International Symposium on Chinese Spoken Language Processing
August 23-24, 2002
A Statistical Model with Hierarchical Structure for Predicting Prosody in a Mandarin Text-to-Speech System
Ming-Shing Yu, Neng-Huang Pan, Ming-Jer Wu
National Chung-Hsing University, Taichung, Taiwan
In this paper we proposed a statistical prosody model with
hierarchical structure for Mandarin Text-to-Speech (TTS) system.
There are four levels in our model: syllable level, word level, breath
group (prosodic phrase) level, and utterance level. Here
"hierarchy" means that each lower level is a subset of a higher
level. The prosodic information is first found in each level, and then
they are combined to get the predicted prosody. Since there are
only a few parameters in each level, the size of our training corpus
need not be very large. Thus the data sparsity problem, which is
often encountered in using some other models, such as neural nets
or CART (Classification and Regression Tree), can be relieved.

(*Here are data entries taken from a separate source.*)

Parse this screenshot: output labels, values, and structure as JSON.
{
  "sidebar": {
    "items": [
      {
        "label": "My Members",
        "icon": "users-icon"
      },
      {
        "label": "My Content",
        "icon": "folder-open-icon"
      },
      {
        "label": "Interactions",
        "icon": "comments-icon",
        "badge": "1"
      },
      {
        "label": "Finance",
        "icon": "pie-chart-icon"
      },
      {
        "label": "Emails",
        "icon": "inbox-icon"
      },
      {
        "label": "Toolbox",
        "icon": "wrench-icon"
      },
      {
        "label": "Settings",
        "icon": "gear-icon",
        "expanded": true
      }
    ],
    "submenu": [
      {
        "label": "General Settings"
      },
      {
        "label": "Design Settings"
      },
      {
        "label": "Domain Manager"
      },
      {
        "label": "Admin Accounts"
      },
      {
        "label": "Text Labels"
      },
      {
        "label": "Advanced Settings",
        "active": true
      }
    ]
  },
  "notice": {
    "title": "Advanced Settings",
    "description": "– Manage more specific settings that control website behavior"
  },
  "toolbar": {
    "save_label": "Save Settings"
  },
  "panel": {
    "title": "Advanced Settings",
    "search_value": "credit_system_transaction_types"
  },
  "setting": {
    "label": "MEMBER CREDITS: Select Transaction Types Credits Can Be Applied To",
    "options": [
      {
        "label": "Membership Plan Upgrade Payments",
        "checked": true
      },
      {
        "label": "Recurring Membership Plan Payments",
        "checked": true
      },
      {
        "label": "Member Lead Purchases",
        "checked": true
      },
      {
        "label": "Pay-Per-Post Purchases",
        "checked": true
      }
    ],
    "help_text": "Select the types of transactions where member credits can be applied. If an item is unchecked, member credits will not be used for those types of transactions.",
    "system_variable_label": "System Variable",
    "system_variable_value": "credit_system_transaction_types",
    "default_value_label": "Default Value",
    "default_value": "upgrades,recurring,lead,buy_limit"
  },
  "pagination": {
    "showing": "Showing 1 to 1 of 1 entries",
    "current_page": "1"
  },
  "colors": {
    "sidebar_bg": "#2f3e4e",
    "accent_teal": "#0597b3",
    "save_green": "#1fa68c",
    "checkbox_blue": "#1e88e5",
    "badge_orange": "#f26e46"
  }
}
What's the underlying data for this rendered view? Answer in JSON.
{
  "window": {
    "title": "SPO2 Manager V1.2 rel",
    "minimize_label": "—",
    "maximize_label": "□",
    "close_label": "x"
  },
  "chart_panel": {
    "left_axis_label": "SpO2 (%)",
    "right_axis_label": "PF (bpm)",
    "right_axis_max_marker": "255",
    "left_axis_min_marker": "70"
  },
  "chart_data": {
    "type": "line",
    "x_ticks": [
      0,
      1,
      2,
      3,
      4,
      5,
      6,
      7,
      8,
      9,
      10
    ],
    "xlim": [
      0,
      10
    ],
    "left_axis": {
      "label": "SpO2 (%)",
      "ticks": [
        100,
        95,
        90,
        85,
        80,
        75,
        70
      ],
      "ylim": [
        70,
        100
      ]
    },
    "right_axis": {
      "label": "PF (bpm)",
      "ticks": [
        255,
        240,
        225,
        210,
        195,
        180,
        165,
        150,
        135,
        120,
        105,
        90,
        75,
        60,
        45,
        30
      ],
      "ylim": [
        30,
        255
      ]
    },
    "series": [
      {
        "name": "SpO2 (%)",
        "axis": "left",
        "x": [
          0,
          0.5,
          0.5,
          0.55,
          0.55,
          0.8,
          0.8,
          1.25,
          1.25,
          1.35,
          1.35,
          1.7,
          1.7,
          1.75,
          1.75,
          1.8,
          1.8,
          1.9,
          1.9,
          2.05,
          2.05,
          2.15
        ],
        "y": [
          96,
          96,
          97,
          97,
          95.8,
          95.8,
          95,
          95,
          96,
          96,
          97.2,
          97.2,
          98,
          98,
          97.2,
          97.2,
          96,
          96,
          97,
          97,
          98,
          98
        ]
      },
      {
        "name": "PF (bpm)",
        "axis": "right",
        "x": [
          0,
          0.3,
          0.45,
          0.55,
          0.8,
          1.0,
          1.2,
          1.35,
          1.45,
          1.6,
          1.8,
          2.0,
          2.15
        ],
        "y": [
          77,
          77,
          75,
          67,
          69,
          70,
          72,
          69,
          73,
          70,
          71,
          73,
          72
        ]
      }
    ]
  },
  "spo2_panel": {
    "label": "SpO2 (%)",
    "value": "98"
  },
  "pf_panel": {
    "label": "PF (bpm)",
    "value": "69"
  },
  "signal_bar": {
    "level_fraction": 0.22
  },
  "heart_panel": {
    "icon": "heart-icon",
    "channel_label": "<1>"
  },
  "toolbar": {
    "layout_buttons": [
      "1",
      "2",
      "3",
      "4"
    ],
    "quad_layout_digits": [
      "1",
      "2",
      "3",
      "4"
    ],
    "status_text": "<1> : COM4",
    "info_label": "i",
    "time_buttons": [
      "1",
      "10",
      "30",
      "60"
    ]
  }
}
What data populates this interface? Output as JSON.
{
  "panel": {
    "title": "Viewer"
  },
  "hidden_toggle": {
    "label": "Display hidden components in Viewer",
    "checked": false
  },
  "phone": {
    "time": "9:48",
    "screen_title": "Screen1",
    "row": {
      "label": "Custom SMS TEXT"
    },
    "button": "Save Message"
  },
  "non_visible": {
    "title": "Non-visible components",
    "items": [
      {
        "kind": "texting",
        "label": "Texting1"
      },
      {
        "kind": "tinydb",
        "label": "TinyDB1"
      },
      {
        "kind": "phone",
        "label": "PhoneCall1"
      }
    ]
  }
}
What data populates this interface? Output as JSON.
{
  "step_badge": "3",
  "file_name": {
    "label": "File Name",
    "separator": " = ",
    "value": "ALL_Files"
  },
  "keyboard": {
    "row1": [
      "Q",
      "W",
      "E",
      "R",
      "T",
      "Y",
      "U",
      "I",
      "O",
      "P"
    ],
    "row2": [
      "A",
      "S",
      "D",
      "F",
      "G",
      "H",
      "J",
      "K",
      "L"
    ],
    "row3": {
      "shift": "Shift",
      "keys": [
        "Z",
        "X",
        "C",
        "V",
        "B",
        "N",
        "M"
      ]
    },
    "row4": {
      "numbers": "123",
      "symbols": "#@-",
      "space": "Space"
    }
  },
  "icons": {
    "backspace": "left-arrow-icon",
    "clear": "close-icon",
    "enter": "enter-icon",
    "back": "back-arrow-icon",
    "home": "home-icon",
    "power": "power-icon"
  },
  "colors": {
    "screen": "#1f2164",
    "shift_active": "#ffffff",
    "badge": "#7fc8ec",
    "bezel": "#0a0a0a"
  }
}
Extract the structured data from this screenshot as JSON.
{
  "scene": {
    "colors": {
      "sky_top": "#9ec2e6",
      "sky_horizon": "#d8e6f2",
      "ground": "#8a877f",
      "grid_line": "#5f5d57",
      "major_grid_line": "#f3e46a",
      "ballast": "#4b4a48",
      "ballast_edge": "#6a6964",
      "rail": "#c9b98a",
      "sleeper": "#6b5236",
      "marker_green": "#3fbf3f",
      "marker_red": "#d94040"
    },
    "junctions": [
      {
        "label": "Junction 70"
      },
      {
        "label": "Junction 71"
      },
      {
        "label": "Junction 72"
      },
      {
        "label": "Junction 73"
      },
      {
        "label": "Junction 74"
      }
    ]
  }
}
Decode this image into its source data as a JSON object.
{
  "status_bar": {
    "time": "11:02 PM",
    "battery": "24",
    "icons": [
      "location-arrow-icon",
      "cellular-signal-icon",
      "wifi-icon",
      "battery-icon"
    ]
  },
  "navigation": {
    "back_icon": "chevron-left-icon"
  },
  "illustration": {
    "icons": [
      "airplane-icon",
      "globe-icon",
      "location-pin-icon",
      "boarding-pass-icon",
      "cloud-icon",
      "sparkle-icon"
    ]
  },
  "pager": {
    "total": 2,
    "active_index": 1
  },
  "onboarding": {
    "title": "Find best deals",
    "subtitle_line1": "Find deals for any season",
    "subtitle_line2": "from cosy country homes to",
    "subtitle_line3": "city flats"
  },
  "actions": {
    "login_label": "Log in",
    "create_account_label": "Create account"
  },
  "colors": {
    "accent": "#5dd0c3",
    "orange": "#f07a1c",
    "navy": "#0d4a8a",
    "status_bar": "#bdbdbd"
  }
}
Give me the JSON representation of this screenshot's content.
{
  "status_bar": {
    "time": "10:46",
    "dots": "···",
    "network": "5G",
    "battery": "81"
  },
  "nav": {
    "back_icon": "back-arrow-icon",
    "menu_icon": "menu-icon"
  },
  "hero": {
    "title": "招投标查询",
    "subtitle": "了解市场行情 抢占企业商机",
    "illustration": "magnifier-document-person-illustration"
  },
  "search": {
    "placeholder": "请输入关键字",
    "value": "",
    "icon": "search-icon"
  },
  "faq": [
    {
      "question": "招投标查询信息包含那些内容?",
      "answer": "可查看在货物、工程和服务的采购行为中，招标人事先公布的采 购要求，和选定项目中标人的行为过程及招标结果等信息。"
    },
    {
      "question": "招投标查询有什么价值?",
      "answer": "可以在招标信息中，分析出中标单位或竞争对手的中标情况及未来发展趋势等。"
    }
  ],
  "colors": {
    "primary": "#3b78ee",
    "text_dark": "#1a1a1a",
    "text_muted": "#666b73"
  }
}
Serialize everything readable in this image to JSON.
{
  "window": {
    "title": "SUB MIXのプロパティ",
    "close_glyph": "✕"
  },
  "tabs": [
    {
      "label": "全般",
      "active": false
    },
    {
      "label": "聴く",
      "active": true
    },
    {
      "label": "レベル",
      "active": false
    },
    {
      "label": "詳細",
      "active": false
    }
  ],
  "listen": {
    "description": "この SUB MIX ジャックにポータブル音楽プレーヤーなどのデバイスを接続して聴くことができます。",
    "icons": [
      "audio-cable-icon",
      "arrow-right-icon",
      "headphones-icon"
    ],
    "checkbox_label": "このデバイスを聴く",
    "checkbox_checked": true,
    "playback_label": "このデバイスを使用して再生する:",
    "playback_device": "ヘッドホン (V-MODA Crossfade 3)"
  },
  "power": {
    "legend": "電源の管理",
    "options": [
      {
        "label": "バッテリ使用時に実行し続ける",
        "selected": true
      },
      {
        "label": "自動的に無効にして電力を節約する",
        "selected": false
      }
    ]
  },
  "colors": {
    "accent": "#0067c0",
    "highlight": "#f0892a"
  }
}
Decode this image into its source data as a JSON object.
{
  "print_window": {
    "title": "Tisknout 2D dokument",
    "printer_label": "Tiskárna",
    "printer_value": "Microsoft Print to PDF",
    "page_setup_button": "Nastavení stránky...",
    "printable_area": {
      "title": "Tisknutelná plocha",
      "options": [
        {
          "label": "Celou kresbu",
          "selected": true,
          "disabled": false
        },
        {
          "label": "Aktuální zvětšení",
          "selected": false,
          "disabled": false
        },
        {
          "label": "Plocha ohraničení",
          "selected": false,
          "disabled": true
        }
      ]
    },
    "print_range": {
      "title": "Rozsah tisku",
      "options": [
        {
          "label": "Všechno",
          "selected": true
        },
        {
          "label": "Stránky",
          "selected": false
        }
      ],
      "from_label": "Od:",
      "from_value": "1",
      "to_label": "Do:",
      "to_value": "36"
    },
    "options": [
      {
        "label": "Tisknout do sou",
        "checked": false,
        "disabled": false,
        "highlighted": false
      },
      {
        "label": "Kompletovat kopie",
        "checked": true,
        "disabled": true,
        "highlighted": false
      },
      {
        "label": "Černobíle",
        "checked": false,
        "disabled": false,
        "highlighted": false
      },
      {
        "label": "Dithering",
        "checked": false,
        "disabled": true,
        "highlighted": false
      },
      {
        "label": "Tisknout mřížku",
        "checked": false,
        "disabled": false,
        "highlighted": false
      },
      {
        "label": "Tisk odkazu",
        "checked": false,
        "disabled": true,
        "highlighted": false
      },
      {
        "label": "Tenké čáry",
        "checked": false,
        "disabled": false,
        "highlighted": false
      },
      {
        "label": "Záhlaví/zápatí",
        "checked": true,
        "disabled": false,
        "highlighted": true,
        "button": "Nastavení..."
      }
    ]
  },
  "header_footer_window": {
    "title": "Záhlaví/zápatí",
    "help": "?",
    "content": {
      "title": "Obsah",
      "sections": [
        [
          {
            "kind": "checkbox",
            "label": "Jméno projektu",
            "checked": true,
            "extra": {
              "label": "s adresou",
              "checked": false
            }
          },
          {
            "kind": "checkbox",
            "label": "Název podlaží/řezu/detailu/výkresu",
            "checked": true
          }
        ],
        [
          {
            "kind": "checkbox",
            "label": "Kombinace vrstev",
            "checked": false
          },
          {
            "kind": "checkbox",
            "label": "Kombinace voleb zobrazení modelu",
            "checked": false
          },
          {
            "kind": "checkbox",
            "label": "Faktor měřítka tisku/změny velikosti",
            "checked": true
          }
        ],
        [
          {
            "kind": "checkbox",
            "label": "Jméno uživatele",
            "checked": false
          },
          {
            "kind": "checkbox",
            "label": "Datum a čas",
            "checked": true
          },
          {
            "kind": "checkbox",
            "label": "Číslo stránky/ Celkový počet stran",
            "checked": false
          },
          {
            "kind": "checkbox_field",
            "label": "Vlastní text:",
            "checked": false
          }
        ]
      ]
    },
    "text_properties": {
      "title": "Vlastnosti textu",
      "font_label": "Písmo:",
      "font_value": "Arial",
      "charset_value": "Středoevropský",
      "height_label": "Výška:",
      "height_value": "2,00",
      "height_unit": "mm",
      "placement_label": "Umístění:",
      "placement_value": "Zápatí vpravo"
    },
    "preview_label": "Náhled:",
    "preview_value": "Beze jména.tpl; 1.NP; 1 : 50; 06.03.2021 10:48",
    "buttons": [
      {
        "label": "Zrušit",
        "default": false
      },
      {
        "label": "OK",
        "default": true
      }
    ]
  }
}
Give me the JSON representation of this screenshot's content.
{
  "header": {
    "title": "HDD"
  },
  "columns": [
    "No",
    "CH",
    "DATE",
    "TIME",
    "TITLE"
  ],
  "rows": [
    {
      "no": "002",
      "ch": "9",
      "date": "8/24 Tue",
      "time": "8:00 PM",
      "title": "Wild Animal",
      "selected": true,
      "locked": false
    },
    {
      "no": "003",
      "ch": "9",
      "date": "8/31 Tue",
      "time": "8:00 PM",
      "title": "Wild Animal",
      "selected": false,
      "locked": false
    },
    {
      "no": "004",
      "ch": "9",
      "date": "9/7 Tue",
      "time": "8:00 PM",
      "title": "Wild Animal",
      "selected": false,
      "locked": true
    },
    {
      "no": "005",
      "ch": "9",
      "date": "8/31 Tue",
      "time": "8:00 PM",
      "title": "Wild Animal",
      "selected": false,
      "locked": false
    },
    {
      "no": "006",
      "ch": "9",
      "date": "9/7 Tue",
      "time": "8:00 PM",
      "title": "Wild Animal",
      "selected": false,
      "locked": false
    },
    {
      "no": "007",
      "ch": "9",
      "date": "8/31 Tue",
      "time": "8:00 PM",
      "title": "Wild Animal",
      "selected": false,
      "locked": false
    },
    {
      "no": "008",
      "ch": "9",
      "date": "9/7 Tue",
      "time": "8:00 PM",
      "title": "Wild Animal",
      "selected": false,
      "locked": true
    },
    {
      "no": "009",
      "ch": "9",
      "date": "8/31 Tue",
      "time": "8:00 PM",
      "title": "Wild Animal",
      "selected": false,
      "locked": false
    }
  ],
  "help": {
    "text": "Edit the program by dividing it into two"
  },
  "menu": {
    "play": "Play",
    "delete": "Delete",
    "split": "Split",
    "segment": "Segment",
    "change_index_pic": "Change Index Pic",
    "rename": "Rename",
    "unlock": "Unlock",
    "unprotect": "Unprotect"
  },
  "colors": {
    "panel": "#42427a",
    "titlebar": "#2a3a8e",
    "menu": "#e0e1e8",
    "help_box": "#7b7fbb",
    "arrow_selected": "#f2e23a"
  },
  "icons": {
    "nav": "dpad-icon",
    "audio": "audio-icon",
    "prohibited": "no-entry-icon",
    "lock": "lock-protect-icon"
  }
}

Besides, smaller training corpus size can also save the training time
and disk space. In each level, we calculate the means of syllables
with the same condition. Finally, we combine the results of each
level in our model. Our prosody generator can predict the syllable
duration, pause, energy and pitch contour. The experimental results
show that the predicted prosodic values and their original values
match very well.
YU, Ming-Shing / PAN, Neng-Huang / WU, Ming-Jer (2002):
"A statistical model with hierarchical structure for predicting prosody in a Mandarin text-to-speech system",
In ISCSLP 2002, paper 20.